Aún si la disciplina y el deber hubieran acompañado a Gustavo Rojas Pinilla en el cierre de sus estudios en 1918, estas improbables virtudes del joven Tunjano jamás lograrían la ocasión para su lucimiento. La culminación del ciclo lectivo era interrumpida por la llegada epidémica de la gripa española, que en su ominoso paso por Bogotá causaba 1113 muertos. Aquel año fue malogrado para la salubridad mundial y las aspiraciones académicas de Gurropín. Todo está relatado con admirable prolijidad en la colosal y entretenida obra El Jefe Supremo, escrita por Silvia Galvis y Alberto Donadio.
La historia contrafactual aventura hipótesis a partir de la interpretación especulativa sobre lo que pudo ocurrir con el destino de los hombres y los países, si el curso de los hechos hubiera sido distinto al fidedigno. La vida de Gustavo Rojas Pinilla es un filón vastísimo para dicha tentativa. De haber culminado sus estudios en la modesta sede la Universidad Nacional, que en los albores del siglo XX se ubicaba justo al lado de la Casa de la Moneda, su vida de luces y sombras, no fuera profusa en azares y sobresaltos, en el relato legado para la posteridad. Su vida de ingeniero civil, más discreta y silenciosa, sería una entre tantas.

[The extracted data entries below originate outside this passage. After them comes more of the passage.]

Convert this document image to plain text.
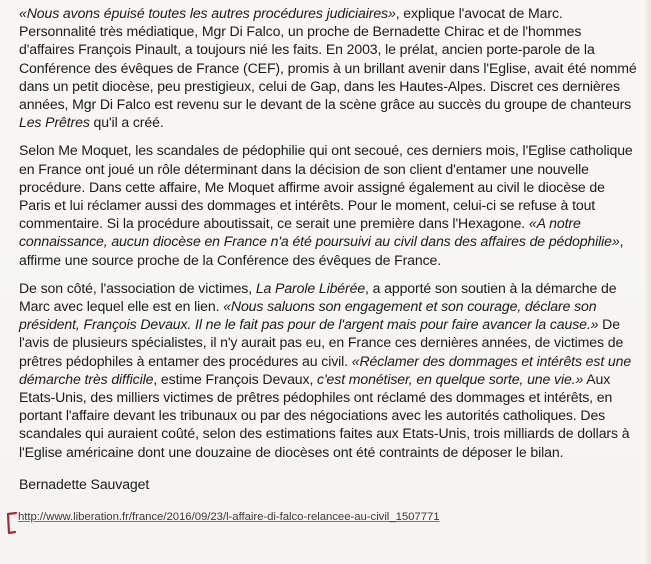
«Nous avons épuisé toutes les autres procédures judiciaires», explique l'avocat de Marc.
Personnalité très médiatique, Mgr Di Falco, un proche de Bernadette Chirac et de l'hommes
d'affaires François Pinault, a toujours nié les faits. En 2003, le prélat, ancien porte-parole de la
Conférence des évêques de France (CEF), promis à un brillant avenir dans l'Eglise, avait été nommé
dans un petit diocèse, peu prestigieux, celui de Gap, dans les Hautes-Alpes. Discret ces dernières
années, Mgr Di Falco est revenu sur le devant de la scène grâce au succès du groupe de chanteurs
Les Prêtres qu'il a créé.

Selon Me Moquet, les scandales de pédophilie qui ont secoué, ces derniers mois, l'Eglise catholique
en France ont joué un rôle déterminant dans la décision de son client d'entamer une nouvelle
procédure. Dans cette affaire, Me Moquet affirme avoir assigné également au civil le diocèse de
Paris et lui réclamer aussi des dommages et intérêts. Pour le moment, celui-ci se refuse à tout
commentaire. Si la procédure aboutissait, ce serait une première dans l'Hexagone. «A notre
connaissance, aucun diocèse en France n'a été poursuivi au civil dans des affaires de pédophilie»,
affirme une source proche de la Conférence des évêques de France.

De son côté, l'association de victimes, La Parole Libérée, a apporté son soutien à la démarche de
Marc avec lequel elle est en lien. «Nous saluons son engagement et son courage, déclare son
président, François Devaux. Il ne le fait pas pour de l'argent mais pour faire avancer la cause.» De
l'avis de plusieurs spécialistes, il n'y aurait pas eu, en France ces dernières années, de victimes de
prêtres pédophiles à entamer des procédures au civil. «Réclamer des dommages et intérêts est une
démarche très difficile, estime François Devaux, c'est monétiser, en quelque sorte, une vie.» Aux
Etats-Unis, des milliers victimes de prêtres pédophiles ont réclamé des dommages et intérêts, en
portant l'affaire devant les tribunaux ou par des négociations avec les autorités catholiques. Des
scandales qui auraient coûté, selon des estimations faites aux Etats-Unis, trois milliards de dollars à
l'Eglise américaine dont une douzaine de diocèses ont été contraints de déposer le bilan.

Bernadette Sauvaget
http://www.liberation.fr/france/2016/09/23/l-affaire-di-falco-relancee-au-civil_1507771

Para seguir especulando, es probable que nuestro país se hubiera evitado la censura de la prensa y el cierre de El Espectador un 6 de enero de 1956; un despavorido reportero llamado Gabriel García Márquez hubiera recibido su cheque de honorarios en su pensión de París; la descendencia de Gurropín no cargaría la mácula de haber acuñado frases como el cartel de la contratación, para designar el perfeccionamiento y sofisticación del modus operandi de la corrupción nacional; y María Eugenia Rojas, no sería una madre y esposa vergonzante, sino una añosa matrona viviendo a sus anchas en una hacienda de Santander con su esposo, Samuel Moreno Díaz.
Pueden resultarnos más entrañables los personajes cuando se iluminan con el haz de luz de la de la licencia literaria : » No puede ser ser posible – pensó de nuevo el Teniente General Jefe Supremo Excelentísimo Señor Presidente de la República Gustavo Rojas Pinilla – en este país es más fácil dar un golpe de Estado que arreglar una cañería». Este Gurropín, imaginado por Daniel Samper Pizano en su novela Jota, Caballo y Rey, fue más sabio que el real. De nuevo la literatura escudriña con más ardor que la historia.